An EU source has confirmed that cross-border pension funds will need to be fully funded after all.

This represents a departure from several widely circulated drafts of the IORP II text, seen by IPE, which suggested cross-border schemes would not be required to be fully funded.

One member of the EIOPA occupational pensions stakeholder group expressed anger about what has been interpreted as undue influence by insurers.

A European Commission source confirmed to IPE there would be “no changes for cross-border funds” in the new text, maintaining the funding requirements put in place by the first IORP Directive.

“[The] status quo remains,” the source said. “That means cross-border pension funds need to be fully funded at all times, whereas national pension funds don’t have to be.”

The source said the reason behind the Commission’s volte-face was twofold.

“The revision of IORP is not about funding, so it makes no sense to deal just with one element of funding,” the source said.  

“And although we are not asking pension funds to increase their funding at this stage, we don’t think it makes sense either to encourage them to weaken existing funding requirements.

“[This is] not in line with the general movement to improve prudential soundness.”

The eleventh-hour reversal is certain to come as a shock to the industry, which had broadly welcomed the leaked draft’s position specifically on cross-border funding.

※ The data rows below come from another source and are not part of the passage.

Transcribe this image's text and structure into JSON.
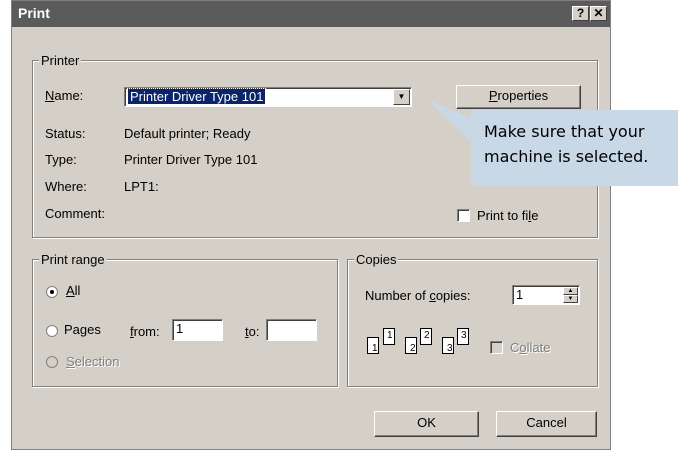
{
  "window": {
    "title": "Print",
    "help_btn": "?",
    "close_btn": "✕"
  },
  "printer": {
    "legend": "Printer",
    "name_label": "Name:",
    "name_value": "Printer Driver Type 101",
    "properties_label": "Properties",
    "status_label": "Status:",
    "status_value": "Default printer; Ready",
    "type_label": "Type:",
    "type_value": "Printer Driver Type 101",
    "where_label": "Where:",
    "where_value": "LPT1:",
    "comment_label": "Comment:",
    "print_to_file_label": "Print to file"
  },
  "print_range": {
    "legend": "Print range",
    "all_label": "All",
    "pages_label": "Pages",
    "from_label": "from:",
    "from_value": "1",
    "to_label": "to:",
    "to_value": "",
    "selection_label": "Selection",
    "selected": "all"
  },
  "copies": {
    "legend": "Copies",
    "number_label": "Number of copies:",
    "number_value": "1",
    "collate_label": "Collate",
    "collate_checked": false,
    "pages": [
      {
        "back": "1",
        "front": "1"
      },
      {
        "back": "2",
        "front": "2"
      },
      {
        "back": "3",
        "front": "3"
      }
    ]
  },
  "buttons": {
    "ok": "OK",
    "cancel": "Cancel"
  },
  "callout": {
    "line1": "Make sure that your",
    "line2": "machine is selected.",
    "color": "#c9d8e7"
  }
}
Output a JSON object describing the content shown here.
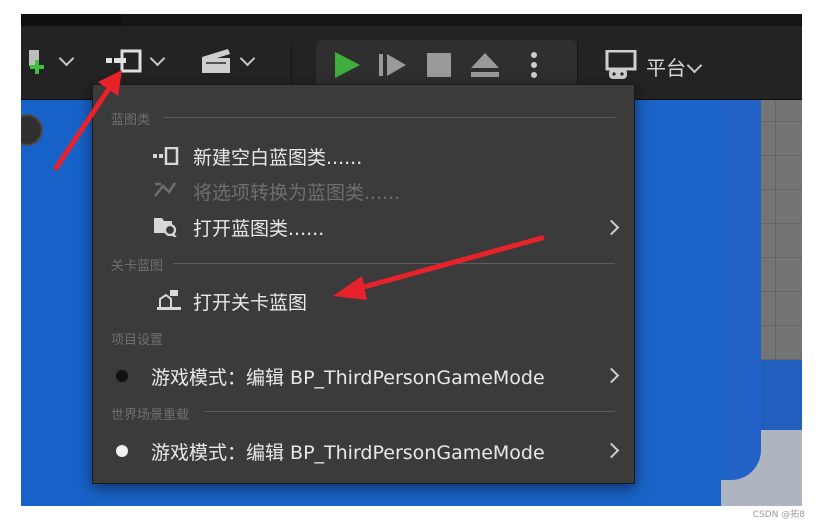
{
  "toolbar": {
    "platform_label": "平台"
  },
  "menu": {
    "sections": [
      {
        "label": "蓝图类"
      },
      {
        "label": "关卡蓝图"
      },
      {
        "label": "项目设置"
      },
      {
        "label": "世界场景重载"
      }
    ],
    "items": [
      {
        "label": "新建空白蓝图类......",
        "icon": "blueprint-class-icon"
      },
      {
        "label": "将选项转换为蓝图类......",
        "icon": "convert-icon",
        "disabled": true
      },
      {
        "label": "打开蓝图类......",
        "icon": "open-folder-icon",
        "submenu": true
      },
      {
        "label": "打开关卡蓝图",
        "icon": "level-blueprint-icon"
      },
      {
        "label": "游戏模式：编辑 BP_ThirdPersonGameMode",
        "icon": "dot-black-icon",
        "submenu": true
      },
      {
        "label": "游戏模式：编辑 BP_ThirdPersonGameMode",
        "icon": "dot-white-icon",
        "submenu": true
      }
    ]
  },
  "watermark": "CSDN @拓8",
  "colors": {
    "arrow": "#e8222a",
    "play_green": "#3fae3f",
    "viewport_blue": "#1a63c7",
    "menu_bg": "#3b3b3b"
  }
}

Mark Dowsey, senior consultant at Towers Watson, said: “If the rumour that the fully funded requirement is not going to be removed is correct, it is very, very disappointing.

“It is just two years ago that Michel Barnier, [EU commissioner for the internal market and services], stated in a public hearing in Brussels that the pre-eminent reason for the Commission revising the Directive was to ‘contribute to growth and employment and make better use of the Single Market’.

“He stated that, to do so, the Commission wanted to ‘facilitate economies of scale’. The full-funding requirement is a major – if not the major – block on achieving the consolidation necessary to achieve that scale.”

But Jerry Moriarty, chief executive and head of policy at the Irish Association of Pension Funds, was more phlegmatic, describing the policy reversal as “business as usual”.

“The effect of the full-funding requirement has been to greatly reduce the number of Irish cross-border funds, and it is hard to see how DB schemes can operate on a cross-border basis,” he said.

“It is a strange decision, as the purported aim of IORP II is to encourage more cross-border schemes.

“As individual member states don’t require full-funding at all times and have provisions in place to allow recovery plans, it is hard to understand why that couldn’t apply on a cross-border basis.”

The finalised Directive is expected to be published on Thursday, and will include provisions for governance, transparency and long-term investing.